Per la cosiddetta mini imu è scattata di recente la mini-proroga che ha spostato la data ultima per il versamento al 24 gennaio del 2014. Pur tuttavia trattasi di un termine troppo ravvicinato visto che non è detto che tutti i Comuni, dove la mini-Imu si dovrà pagare, probabilmente faranno in tempo ad inviare i bollettini precompilati.

Che fare allora? Ebbene, al riguardo Adusbef e Federconsumatori invitano i cittadini interessati al pagamento dell'imposta adottando il 'fai da te' qualora entro il prossimo 18 gennaio del 2014 i bollettini precompilati non fossero ancora arrivati.
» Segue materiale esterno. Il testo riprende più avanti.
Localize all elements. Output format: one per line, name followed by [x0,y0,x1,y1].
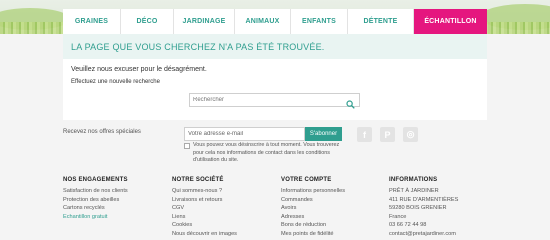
footer-link-echantillon[interactable]: Echantillon gratuit [63,213,128,222]
new-search-label: Effectuez une nouvelle recherche [71,79,160,85]
not-found-panel: LA PAGE QUE VOUS CHERCHEZ N'A PAS ÉTÉ TR… [63,34,487,120]
company-name: PRÊT À JARDINER [389,188,439,194]
footer-col-informations: INFORMATIONS PRÊT À JARDINER 411 RUE D'A… [389,177,458,239]
footer-link[interactable]: Mes points de fidélité [281,230,345,239]
company-email[interactable]: contact@pretajardiner.com [389,230,458,239]
footer-col-engagements: NOS ENGAGEMENTS Satisfaction de nos clie… [63,177,128,221]
subscribe-button[interactable]: S'abonner [305,127,342,141]
footer-link[interactable]: Bons de réduction [281,221,345,230]
error-title: LA PAGE QUE VOUS CHERCHEZ N'A PAS ÉTÉ TR… [63,34,487,59]
search-icon[interactable] [346,96,355,109]
footer-link[interactable]: Livraisons et retours [172,196,237,205]
pinterest-icon[interactable]: P [380,127,395,142]
nav-item-graines[interactable]: GRAINES [63,9,121,34]
footer-link[interactable]: Commandes [281,196,345,205]
facebook-icon[interactable]: f [357,127,372,142]
footer-link[interactable]: Cookies [172,221,237,230]
company-address: 411 RUE D'ARMENTIÈRES [389,196,459,203]
nav-item-jardinage[interactable]: JARDINAGE [174,9,235,34]
company-country: France [389,213,407,220]
company-phone[interactable]: 03 66 72 44 98 [389,221,458,230]
consent-checkbox[interactable] [184,143,190,149]
newsletter-email-input[interactable] [184,127,305,141]
footer-col-title: NOTRE SOCIÉTÉ [172,177,224,183]
apology-text: Veuillez nous excuser pour le désagrémen… [71,66,207,73]
footer-link[interactable]: Protection des abeilles [63,196,128,205]
footer-link[interactable]: Cartons recyclés [63,204,128,213]
newsletter-label: Recevez nos offres spéciales [63,129,141,135]
footer-col-title: INFORMATIONS [389,177,438,183]
footer-col-compte: VOTRE COMPTE Informations personnelles C… [281,177,345,239]
nav-item-detente[interactable]: DÉTENTE [348,9,414,34]
footer-link[interactable]: Satisfaction de nos clients [63,187,128,196]
main-nav: GRAINES DÉCO JARDINAGE ANIMAUX ENFANTS D… [63,9,487,34]
footer-link[interactable]: Avoirs [281,204,345,213]
instagram-icon[interactable]: ◎ [403,127,418,142]
footer-link[interactable]: CGV [172,204,237,213]
search-box [189,93,360,109]
footer-col-title: VOTRE COMPTE [281,177,332,183]
nav-item-deco[interactable]: DÉCO [121,9,174,34]
footer-col-title: NOS ENGAGEMENTS [63,177,128,183]
nav-item-enfants[interactable]: ENFANTS [291,9,348,34]
consent-text: Vous pouvez vous désinscrire à tout mome… [193,142,340,164]
nav-item-animaux[interactable]: ANIMAUX [235,9,291,34]
footer-link[interactable]: Liens [172,213,237,222]
search-input[interactable] [190,94,340,106]
footer-link[interactable]: Adresses [281,213,345,222]
footer-link[interactable]: Nous découvrir en images [172,230,237,239]
footer-link[interactable]: Qui sommes-nous ? [172,187,237,196]
company-city: 59280 BOIS GRENIER [389,205,447,212]
footer-col-societe: NOTRE SOCIÉTÉ Qui sommes-nous ? Livraiso… [172,177,237,239]
nav-item-echantillon[interactable]: ÉCHANTILLON [414,9,487,34]
footer-link[interactable]: Informations personnelles [281,187,345,196]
In pratica la raccomandazione è quella di appoggiarsi per fare i calcoli, ad esempio, ad un Centro di assistenza fiscale (Caf) oppure al proprio commercialista di fiducia.

Questo però non toglie il fatto che i proprietari di abitazione siano in ansia, confusi e disorientati, e che il Governo anche stavolta non è che stia agevolando i cittadini.

Di riflesso, le due Associazioni dei Consumatori, nel caso in cui i bollettini precompilati non dovessero arrivare in tempo, già da ora non escludono la possibilità che possano partire dei ricorsi collettivi presso le commissioni Tributarie competenti.

Questo al fine di evitare oltre al danno del mancato arrivo del bollettino precompilato, anche la beffa di dover poi pagare la mini Imu con le sanzioni pecuniarie. Ed in ogni caso è bene visitare in questi giorni il sito Internet del proprio Comune al fine di seguire costantemente l'evolversi della situazione.